UCLA held Nebraska to 117 yards rushing, which in the last 10 years is second only to Oklahoma's effort of holding the Cornhuskers to 101 in their game last year. . . . UCLA's 33 points was its highest total ever against Nebraska. . . . UCLA Coach Terry Donahue said the reason UCLA did not suffer any major injuries, unlike other years, was directly related to the time that the players have spent in the weight room and the physical nature of the Bruins' spring and fall training camps. The most serious injury was defensive tackle Jeff Glasser's sprained ankle.
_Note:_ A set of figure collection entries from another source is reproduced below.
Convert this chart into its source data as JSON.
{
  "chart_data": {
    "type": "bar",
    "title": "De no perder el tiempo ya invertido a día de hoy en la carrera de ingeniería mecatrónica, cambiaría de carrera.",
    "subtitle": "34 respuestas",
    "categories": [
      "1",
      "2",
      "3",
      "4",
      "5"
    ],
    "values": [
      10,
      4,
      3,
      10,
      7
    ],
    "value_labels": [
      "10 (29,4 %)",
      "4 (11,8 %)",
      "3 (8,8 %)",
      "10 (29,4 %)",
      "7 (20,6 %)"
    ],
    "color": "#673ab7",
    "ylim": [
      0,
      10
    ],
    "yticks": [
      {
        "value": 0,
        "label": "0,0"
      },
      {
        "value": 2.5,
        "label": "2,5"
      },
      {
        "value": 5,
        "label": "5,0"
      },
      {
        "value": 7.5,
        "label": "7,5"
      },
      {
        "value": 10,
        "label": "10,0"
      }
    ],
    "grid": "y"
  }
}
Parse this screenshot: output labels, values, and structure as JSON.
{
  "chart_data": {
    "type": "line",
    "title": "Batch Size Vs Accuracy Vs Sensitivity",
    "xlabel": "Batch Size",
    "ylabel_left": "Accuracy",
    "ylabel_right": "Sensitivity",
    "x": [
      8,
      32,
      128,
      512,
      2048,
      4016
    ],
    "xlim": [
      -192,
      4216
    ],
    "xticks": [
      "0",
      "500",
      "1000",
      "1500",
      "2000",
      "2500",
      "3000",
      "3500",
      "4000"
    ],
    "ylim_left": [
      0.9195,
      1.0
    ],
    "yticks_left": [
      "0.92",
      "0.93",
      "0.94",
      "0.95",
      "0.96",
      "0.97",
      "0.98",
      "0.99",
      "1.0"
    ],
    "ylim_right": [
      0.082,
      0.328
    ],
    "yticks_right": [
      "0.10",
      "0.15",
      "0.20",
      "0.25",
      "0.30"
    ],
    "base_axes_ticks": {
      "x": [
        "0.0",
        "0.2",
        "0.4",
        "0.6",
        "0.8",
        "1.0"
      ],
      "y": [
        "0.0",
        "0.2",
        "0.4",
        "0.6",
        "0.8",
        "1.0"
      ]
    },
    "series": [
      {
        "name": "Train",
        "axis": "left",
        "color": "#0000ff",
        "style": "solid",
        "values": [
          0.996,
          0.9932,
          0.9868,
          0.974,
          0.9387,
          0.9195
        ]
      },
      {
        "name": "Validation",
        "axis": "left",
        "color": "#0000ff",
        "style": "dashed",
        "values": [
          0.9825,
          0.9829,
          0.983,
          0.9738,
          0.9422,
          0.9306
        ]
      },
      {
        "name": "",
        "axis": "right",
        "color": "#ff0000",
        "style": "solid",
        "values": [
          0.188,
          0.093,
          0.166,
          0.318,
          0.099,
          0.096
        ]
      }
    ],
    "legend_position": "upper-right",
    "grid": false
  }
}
Inside linebacker Ken Norton had 9 tackles in the game at Nebraska, including two for loss of yardage. . . . Sophomore tight end Charles Arbuckle made 6 catches for 92 yards for the Bruins Saturday in his first start. . . . Sophomore Alfredo Velasco has scored 16 points in his first two games as the Bruin kicker, making all three field goal attempts and all seven extra point kicks. . . . Making the most of Gaston Green's statistics: Instead of stressing that Green's string of 100-yards-plus games had come to an end, UCLA is noting that after two games, Green has a total of 181 yards, ahead of the pace he set last year when he had just 171 yards after two games. He then missed the third and carried only 6 times for 5 yards in the fourth because of a toe injury, yet still finished the season with 1,405 yards.